6/24/2005 c21 bulletproof.cupid
Sweet... I liked the little serpent comment there =D I'm beginning to like that emotionless man as well! This chapter wasn't confusing at all... it was a nice twist as a matter of fact. I mean not everyone's going to have a rather pleasant journey. Good work with it. Take care as always,

6/6/2005 c20 11Cloud Burst
kol. so the story's in motion now, shes to be a guide. lol nice lil twist with allyrine going with them. great chapter! i really liked the first part bout the tale of the dark queen =)
6/1/2005 c20 Poppy Pyres
i like how you blurred the 'good'and 'evil' distinctions"just because someone is on the wrong side doesn’t mean their qualities aren’t considerable."I like villains who are human. :)
6/1/2005 c19 Poppy Pyres
ok, so it was meant to be vague. Again, more character development would be good. You dont have to rush. slow down and add descriptions
6/1/2005 c18 Poppy Pyres
You have POV swtiches here, I presume. If you are going to do that, make one POV in italics, or let us know who is speaking, because it is really offputting ^_^
6/1/2005 c17 Poppy Pyres
sorry, I have been busy latelyI find this plot a little bit vague and hard to follow. Perhaps it is because the plot moves so fast, or because i havent read it for ages. Try developing the characters more, so I can work out which is which. ^_^
6/1/2005 c20 1Heatherika
wow! this is a great story! parts were confusing...but i think i figured out what was confusing me...if that makes any sense...

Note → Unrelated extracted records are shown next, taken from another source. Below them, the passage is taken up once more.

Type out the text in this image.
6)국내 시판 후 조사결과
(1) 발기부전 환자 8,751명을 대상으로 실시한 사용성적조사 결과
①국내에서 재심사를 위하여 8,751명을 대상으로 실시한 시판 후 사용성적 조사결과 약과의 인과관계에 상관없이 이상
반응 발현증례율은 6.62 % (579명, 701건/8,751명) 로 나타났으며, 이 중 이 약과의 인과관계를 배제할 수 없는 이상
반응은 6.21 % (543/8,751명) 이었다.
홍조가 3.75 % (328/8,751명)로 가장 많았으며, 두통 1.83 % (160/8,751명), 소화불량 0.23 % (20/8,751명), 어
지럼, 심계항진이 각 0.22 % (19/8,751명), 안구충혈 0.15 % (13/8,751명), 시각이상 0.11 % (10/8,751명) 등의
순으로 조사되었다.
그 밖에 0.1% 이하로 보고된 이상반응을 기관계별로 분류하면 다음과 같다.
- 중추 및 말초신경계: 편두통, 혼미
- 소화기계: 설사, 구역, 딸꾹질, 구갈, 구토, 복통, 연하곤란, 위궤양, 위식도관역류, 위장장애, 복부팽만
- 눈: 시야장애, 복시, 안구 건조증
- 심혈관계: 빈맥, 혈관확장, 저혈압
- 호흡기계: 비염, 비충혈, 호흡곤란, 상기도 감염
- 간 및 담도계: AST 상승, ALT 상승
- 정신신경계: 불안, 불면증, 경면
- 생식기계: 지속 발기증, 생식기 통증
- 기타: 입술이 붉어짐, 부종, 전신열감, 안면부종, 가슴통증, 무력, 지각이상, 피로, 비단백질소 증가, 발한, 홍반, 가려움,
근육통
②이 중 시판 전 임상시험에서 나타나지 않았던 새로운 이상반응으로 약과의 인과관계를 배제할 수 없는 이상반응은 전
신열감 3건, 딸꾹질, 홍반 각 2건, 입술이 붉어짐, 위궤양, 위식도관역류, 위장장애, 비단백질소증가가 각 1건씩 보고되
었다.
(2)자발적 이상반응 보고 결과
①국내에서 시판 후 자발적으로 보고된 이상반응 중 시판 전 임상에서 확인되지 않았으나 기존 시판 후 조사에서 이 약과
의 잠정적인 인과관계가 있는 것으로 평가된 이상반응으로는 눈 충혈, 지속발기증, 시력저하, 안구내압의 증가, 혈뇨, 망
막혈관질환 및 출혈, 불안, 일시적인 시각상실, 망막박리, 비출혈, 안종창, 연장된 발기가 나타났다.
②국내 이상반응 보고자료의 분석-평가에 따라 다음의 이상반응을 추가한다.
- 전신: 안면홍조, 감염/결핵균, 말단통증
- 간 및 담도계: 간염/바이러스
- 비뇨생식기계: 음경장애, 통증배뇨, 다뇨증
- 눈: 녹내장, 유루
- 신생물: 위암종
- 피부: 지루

I don't really like Allyrine...she seems a little creepy to me...hm

i really like this story and i hope you update soon!
5/29/2005 c20 8bulletproof.cupid
Aww the freaking evil... bitch, if you don't mind me saying so. So she's coming along now. Damn her!

You confused me on the Lance part... how come he was so familiar? Yeah I guess that happens... you know people by face but not their names. But what did he do that mad her so pissed? Did she know him in the past? He seemed so sad... but I like him for some reason.

This is so freaking EPIC! What more can I say... the story, it's as if this really happened in history. Like the Lord of the Rings... now that was AWESOME! You seems to have many ideals in here as well as true morals. Like prejudice against evil people... they're not all evil hmm =) Awesomeness!

Update soon hun. I love this... i mean seriously. Where do you get your ideas from? What inspires you? You're a great writer!

5/20/2005 c1 6C. X. Blackfeather
I must say this: the word "Prophesier" bothers me very much. My mind keeps saying "it should be 'prophet,' it should be 'prophet'-". But maybe you meant it to sound like "seer"...? And another word you've made up: semi-decade. You might want to say "half a decade" instead. A little bit of a nitpick, yes, but it throws off your flow (at least for me).

Otherwise: I like the start. I shall continue reading.

By the way, the favorite books and authors listed in your profile are also some of my favorites. I think that's cool.
5/14/2005 c19 8bulletproof.cupid
“It began with the death of a god, and a child called Liaghte...”

WOW! That's all I can say right now.. this seems to epic =) Thanks for clearing out things a bit. I hate Allyrine BTW... you can tell she's jealous and cares for her own safety. Jon, hmm may be he does care for which is great... but yeah, I don't think she see him in -that- way right now. Lol, it seems so pathetic that that's all I'm thinking about... but what can I say, I'm a hopeless romantic =P Thanks for updating. Do you kow, this was one of the first fics I read here on FP... it was actually the very first. I read it on the day you posted chapter 1 =) Awesomeness,

5/14/2005 c19 11Cloud Burst
o ok i get it now! ^-^ yay im glad that was just a vision!